You are currently viewing Import Excel in R with Examples

R provides several packages like readxl, xlsx, and openxlsx to read or import Excel files into R DataFrame. These packages provide several methods with different arguments which help us read Excel files effectively.

We have also provided quick articles for reading CSV files and writing CSV files using R base functions as well as using readr package, which is 10 times faster than R base functions.

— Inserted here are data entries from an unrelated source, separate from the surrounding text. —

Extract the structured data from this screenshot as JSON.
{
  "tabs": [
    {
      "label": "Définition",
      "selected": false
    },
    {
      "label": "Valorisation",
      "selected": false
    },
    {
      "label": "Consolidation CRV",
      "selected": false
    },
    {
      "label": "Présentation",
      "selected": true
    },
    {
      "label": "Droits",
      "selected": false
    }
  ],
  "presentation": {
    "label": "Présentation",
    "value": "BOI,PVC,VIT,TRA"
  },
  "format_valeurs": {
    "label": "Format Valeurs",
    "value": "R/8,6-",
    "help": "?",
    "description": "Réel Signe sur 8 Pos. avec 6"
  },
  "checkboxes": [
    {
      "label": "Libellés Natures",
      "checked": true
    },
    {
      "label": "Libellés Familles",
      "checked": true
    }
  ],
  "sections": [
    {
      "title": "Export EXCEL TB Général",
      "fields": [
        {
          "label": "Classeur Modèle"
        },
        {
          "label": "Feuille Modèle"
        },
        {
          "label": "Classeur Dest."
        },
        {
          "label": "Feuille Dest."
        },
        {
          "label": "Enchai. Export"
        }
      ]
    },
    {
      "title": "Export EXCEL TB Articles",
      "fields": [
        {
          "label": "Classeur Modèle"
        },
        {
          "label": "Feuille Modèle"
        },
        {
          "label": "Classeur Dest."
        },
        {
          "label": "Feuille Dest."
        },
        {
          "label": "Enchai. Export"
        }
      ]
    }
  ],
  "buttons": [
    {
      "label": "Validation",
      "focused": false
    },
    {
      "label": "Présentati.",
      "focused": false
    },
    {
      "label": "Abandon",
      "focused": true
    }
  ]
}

In this article, you will learn how to read data from an Excel file with the extension xls or xlsx into R DataFrame. This can be done by using readxl::read_excel() and xlsx:read.xlsx()

1. Quick Examples

Following are quick examples of how to read or import Excel files into R DataFrame.



# Load readxl package
library("readxl")

# Read xlsx files
df = read_excel("/Users/admin/new_file.xlsx")
df = read_xlsx("/Users/admin/new_file.xlsx")
df = read_xsl("/Users/admin/new_file.xsl")

# Read sheet names 'sheet_name' from excel file
df = read_excel("/Users/admin/new_file.xlsx", sheet='sheet_name')

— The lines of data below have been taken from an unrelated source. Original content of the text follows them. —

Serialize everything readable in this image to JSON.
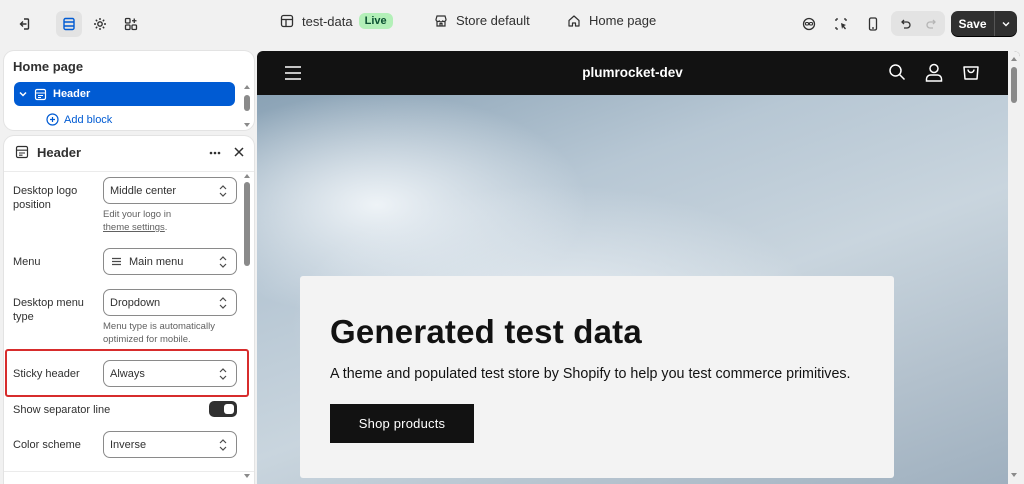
{
  "topbar": {
    "theme_name": "test-data",
    "live_badge": "Live",
    "store_label": "Store default",
    "page_label": "Home page",
    "save_label": "Save"
  },
  "tree": {
    "title": "Home page",
    "selected_item": "Header",
    "add_block": "Add block"
  },
  "settings": {
    "title": "Header",
    "logo_position": {
      "label_line1": "Desktop logo",
      "label_line2": "position",
      "value": "Middle center",
      "help_line1": "Edit your logo in",
      "help_link": "theme settings",
      "help_end": "."
    },
    "menu": {
      "label": "Menu",
      "value": "Main menu"
    },
    "menu_type": {
      "label_line1": "Desktop menu",
      "label_line2": "type",
      "value": "Dropdown",
      "help_line1": "Menu type is automatically",
      "help_line2": "optimized for mobile."
    },
    "sticky_header": {
      "label": "Sticky header",
      "value": "Always"
    },
    "separator_line": {
      "label": "Show separator line",
      "enabled": true
    },
    "color_scheme": {
      "label": "Color scheme",
      "value": "Inverse"
    }
  },
  "preview": {
    "store_name": "plumrocket-dev",
    "hero_title": "Generated test data",
    "hero_subtitle": "A theme and populated test store by Shopify to help you test commerce primitives.",
    "hero_button": "Shop products"
  },
  "colors": {
    "accent": "#005bd3",
    "highlight": "#d72c2c",
    "dark": "#121212",
    "live_bg": "#b3f0b8"
  }
}
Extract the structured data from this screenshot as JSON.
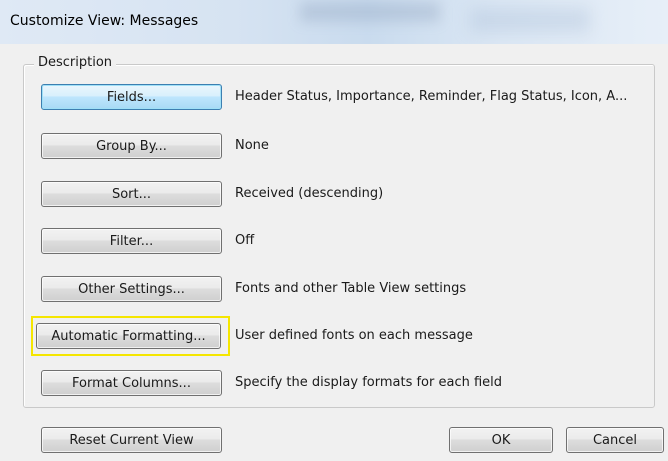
{
  "window": {
    "title": "Customize View: Messages"
  },
  "group": {
    "legend": "Description"
  },
  "rows": [
    {
      "button": "Fields...",
      "description": "Header Status, Importance, Reminder, Flag Status, Icon, A..."
    },
    {
      "button": "Group By...",
      "description": "None"
    },
    {
      "button": "Sort...",
      "description": "Received (descending)"
    },
    {
      "button": "Filter...",
      "description": "Off"
    },
    {
      "button": "Other Settings...",
      "description": "Fonts and other Table View settings"
    },
    {
      "button": "Automatic Formatting...",
      "description": "User defined fonts on each message"
    },
    {
      "button": "Format Columns...",
      "description": "Specify the display formats for each field"
    }
  ],
  "footer": {
    "reset_label": "Reset Current View",
    "ok_label": "OK",
    "cancel_label": "Cancel"
  },
  "colors": {
    "highlight": "#f5e600",
    "focus_border": "#3c7fb1"
  }
}
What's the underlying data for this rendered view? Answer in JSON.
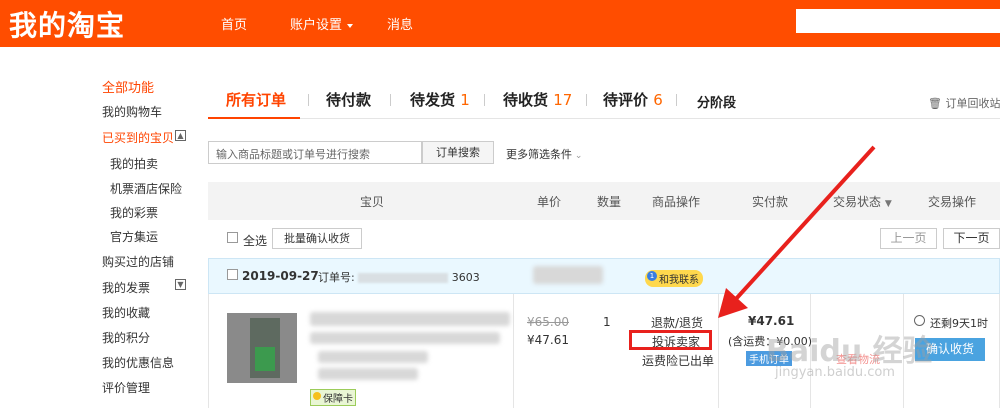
{
  "header": {
    "logo": "我的淘宝",
    "nav": [
      "首页",
      "账户设置",
      "消息"
    ]
  },
  "sidebar": {
    "all": "全部功能",
    "items": [
      "我的购物车",
      "已买到的宝贝",
      "我的拍卖",
      "机票酒店保险",
      "我的彩票",
      "官方集运",
      "购买过的店铺",
      "我的发票",
      "我的收藏",
      "我的积分",
      "我的优惠信息",
      "评价管理"
    ]
  },
  "tabs": {
    "all": "所有订单",
    "unpaid": "待付款",
    "to_ship": "待发货",
    "to_ship_count": "1",
    "to_receive": "待收货",
    "to_receive_count": "17",
    "to_review": "待评价",
    "to_review_count": "6",
    "installment": "分阶段",
    "recycle": "订单回收站"
  },
  "search": {
    "placeholder": "输入商品标题或订单号进行搜索",
    "button": "订单搜索",
    "more": "更多筛选条件"
  },
  "table_header": {
    "item": "宝贝",
    "price": "单价",
    "qty": "数量",
    "item_op": "商品操作",
    "paid": "实付款",
    "status": "交易状态",
    "trade_op": "交易操作"
  },
  "batch": {
    "select_all": "全选",
    "confirm": "批量确认收货",
    "prev": "上一页",
    "next": "下一页"
  },
  "order": {
    "date": "2019-09-27",
    "order_no_label": "订单号:",
    "order_no_tail": "3603",
    "contact": "和我联系",
    "badge": "保障卡",
    "price_old": "¥65.00",
    "price_new": "¥47.61",
    "qty": "1",
    "refund": "退款/退货",
    "complain": "投诉卖家",
    "insurance": "运费险已出单",
    "paid": "¥47.61",
    "paid_note": "(含运费：¥0.00)",
    "mobile_tag": "手机订单",
    "detail": "查看物流",
    "remaining": "还剩9天1时",
    "confirm": "确认收货"
  },
  "watermark": {
    "text": "Baidu 经验",
    "sub": "jingyan.baidu.com"
  },
  "colors": {
    "brand": "#ff4d00",
    "accent": "#ff4400",
    "highlight": "#e8211d"
  }
}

# Read sheet 3 from excel file
df = read_excel("/Users/admin/new_file.xlsx", sheet=3)

#Load xlsx package
library("xlsx")

#Read first sheet from new_file.xlsx file
df = read.xlsx(file='/Users/admin/new_file.xlsx', sheetIndex=1) 

# Load openxlsx
library(openxlsx)

# Read excel file
read.xlsx('/Users/admin/new_file.xlsx')

2. Import Excel files into R using readxl package

Use read_excel() function from readxl package to read or import an Excel file (xlsx or xls) as R DataFrame. To use readxl library, you need to first install it by using install.packages('readxl'). Once installation completes, load the readxl library to use this read_excel() method. To load a library in the R use library("readxl").

read_excel() calls excel_format() to check if path is xls or xlsx. If you know the file extension, use read_xls() and read_xlsx() directly.

2.1 Install readxl Package

To use readxl package in R to work with Excel files, first, you need to install it using install.packages(). Run the below command in R or RStudio.


# Install readxl package
install.packages("readxl")

2.2 Syntax of read_excel() Function

Following is the syntax of read_excel() function.


# Syntax of read_excel()
read_excel(path,sheet = NULL,range = NULL,col_names = TRUE,
  col_types = NULL, na = "", trim_ws = TRUE, skip = 0,
  n_max = Inf, guess_max = min(1000, n_max), progress = readxl_progress(),
  .name_repair = "unique"
)

2.3 Import Excel File using readxl Package

Let’s use the above syntax of read_excel() to import an Excel file into an R DataFrame. If you want to read the data from a specific sheet use the sheet argument.


# Load readxl package
library("readxl")

# Read xlsx files
df = read_excel("/Users/admin/new_file.xlsx")
(or)
df = read_xlsx("/Users/admin/new_file.xlsx")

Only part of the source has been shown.